En faisant référence à la constitution de juillet 2023 de manière élégante, la CNDH rappelle aux autorités de la transition qu’elles n’ont pas le droit et le devoir de piétiner la pierre angulaire de la République qui consacre des droits et des valeurs à protéger et à respecter.
Parmi ces droits fondamentaux, il y a la participation politique qui permet aux citoyens de prendre part à la vie politique de leur pays, que ce soit par le vote, la candidature à des élections, l’adhésion à des partis politiques ou d’autres formes d’engagement citoyen.
Il est essentiel au bon fonctionnement des démocraties représentatives et est étroitement lié à d’autres droits fondamentaux, tels que la liberté d’expression et d’association. En recommandant le respect de ce droit, la CNDH dit poliment au général que son intention de s’octroyer un mandat de 5 ans sans passer par les élections n’est pas conforme à la démocratie. Même dans les pays dits de dictature, la tenue des élections est un principe qu’ils respectent à la lettre.

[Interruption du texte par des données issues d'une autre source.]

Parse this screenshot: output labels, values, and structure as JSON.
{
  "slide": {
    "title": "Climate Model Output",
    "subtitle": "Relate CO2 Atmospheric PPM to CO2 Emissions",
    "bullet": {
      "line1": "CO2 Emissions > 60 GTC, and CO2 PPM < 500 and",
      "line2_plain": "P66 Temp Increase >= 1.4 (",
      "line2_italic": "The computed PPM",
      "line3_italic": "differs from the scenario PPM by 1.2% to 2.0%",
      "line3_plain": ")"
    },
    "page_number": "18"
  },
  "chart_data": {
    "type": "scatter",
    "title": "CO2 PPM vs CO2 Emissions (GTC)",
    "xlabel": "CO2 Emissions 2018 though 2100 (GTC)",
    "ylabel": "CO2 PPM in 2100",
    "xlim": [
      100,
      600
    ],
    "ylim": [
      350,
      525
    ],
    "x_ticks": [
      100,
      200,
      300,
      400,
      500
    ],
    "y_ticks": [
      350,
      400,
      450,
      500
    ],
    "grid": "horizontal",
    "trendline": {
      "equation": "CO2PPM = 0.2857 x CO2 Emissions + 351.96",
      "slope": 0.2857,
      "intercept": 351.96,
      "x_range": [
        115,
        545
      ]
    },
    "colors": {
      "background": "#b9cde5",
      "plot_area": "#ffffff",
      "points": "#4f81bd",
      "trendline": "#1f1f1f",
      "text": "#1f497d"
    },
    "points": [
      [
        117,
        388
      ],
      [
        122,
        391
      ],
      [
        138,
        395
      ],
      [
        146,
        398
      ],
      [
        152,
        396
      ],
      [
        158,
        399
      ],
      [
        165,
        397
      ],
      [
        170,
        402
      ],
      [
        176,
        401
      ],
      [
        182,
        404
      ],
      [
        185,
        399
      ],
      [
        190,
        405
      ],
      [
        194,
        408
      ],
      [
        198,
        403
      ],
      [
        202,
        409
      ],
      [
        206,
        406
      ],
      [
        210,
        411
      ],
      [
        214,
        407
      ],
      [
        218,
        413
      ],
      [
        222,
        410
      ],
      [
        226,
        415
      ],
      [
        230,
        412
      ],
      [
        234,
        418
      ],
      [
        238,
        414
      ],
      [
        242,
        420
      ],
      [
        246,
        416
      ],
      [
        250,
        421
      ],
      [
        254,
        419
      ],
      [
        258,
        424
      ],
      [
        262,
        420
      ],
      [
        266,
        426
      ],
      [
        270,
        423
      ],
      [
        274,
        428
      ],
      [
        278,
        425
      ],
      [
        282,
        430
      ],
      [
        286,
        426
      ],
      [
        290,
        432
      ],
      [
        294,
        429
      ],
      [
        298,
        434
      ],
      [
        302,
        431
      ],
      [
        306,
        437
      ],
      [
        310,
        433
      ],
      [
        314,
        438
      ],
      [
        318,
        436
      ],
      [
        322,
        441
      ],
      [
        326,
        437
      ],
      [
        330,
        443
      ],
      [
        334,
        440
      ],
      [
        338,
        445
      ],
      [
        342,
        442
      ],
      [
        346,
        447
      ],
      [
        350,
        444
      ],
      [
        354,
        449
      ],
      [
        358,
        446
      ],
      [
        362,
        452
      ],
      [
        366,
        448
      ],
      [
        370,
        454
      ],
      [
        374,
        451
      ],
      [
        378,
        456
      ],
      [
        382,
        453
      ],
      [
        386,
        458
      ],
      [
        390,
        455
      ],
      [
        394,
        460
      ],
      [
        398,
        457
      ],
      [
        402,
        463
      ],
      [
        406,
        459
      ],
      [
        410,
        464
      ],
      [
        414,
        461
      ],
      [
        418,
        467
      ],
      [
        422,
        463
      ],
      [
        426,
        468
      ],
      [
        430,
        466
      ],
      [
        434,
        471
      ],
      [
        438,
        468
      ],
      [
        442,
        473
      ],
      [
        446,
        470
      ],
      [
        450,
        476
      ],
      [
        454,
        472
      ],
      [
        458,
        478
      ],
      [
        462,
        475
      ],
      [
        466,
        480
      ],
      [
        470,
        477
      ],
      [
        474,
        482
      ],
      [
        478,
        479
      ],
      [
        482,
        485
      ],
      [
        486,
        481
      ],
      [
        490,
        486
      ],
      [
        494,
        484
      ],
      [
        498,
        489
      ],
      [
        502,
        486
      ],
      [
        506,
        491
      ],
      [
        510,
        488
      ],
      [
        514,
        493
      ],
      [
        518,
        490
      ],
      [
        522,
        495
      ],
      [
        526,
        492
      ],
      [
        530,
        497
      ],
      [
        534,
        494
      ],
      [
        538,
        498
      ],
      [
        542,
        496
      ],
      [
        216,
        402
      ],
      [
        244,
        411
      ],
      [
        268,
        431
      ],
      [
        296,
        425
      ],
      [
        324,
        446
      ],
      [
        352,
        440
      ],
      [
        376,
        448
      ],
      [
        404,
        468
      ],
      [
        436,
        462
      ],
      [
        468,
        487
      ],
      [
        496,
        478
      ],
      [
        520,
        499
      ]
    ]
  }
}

A cet effet, elle exhorte le gouvernement à accélérer les réformes nécessaires pour permettre la reprise des activités politiques, essentielles à la consolidation des acquis démocratiques et au renforcement de l’État de droit.
« Les libertés d’association, de réunion, d’opinion, d’expression et de presse sont des droits fondamentaux insusceptibles de restriction, sauf dans les conditions prévues par la loi et constituent l’essence d’un Etat démocratique respectueux des droits de l’Homme », rappelle la Commission.
Par ailleurs, la CNDH encourage les autorités à privilégier le dialogue avec les forces vives de la nation pour instaurer un climat politique apaisé, propice à une transition inclusive.
« La protection des droits de l’Homme est une responsabilité partagée. Nul n’est à l’abri de la violation de ses droits », conclut le communiqué signé par le président de la CNDH, le Pr Alkadri DIARRA.
La prorogation de la transition, décidée par les autorités militaires au pouvoir, a suscité une vague de critiques de la part de plusieurs figures politiques de premier plan. Des anciens leaders tels que Mountaga TALL, Moussa MARA et Yaya SANGARE ont ouvertement dénoncé cette mesure, y voyant une tentative de confiscation du pouvoir par les officiers supérieurs. Dans leurs propos, ils s’insurgent contre un risque de dérive autoritaire et une entrave au retour rapide à un ordre constitutionnel.
En effet, cette décision intervient dans un contexte de tensions politiques marquées par la dissolution de tous les partis politiques ayant exacerbé les restrictions des libertés publiques. Ces mesures, justifiées par les autorités au nom de la stabilité et de la sécurité, sont perçues par de nombreux observateurs comme un frein à l’expression démocratique.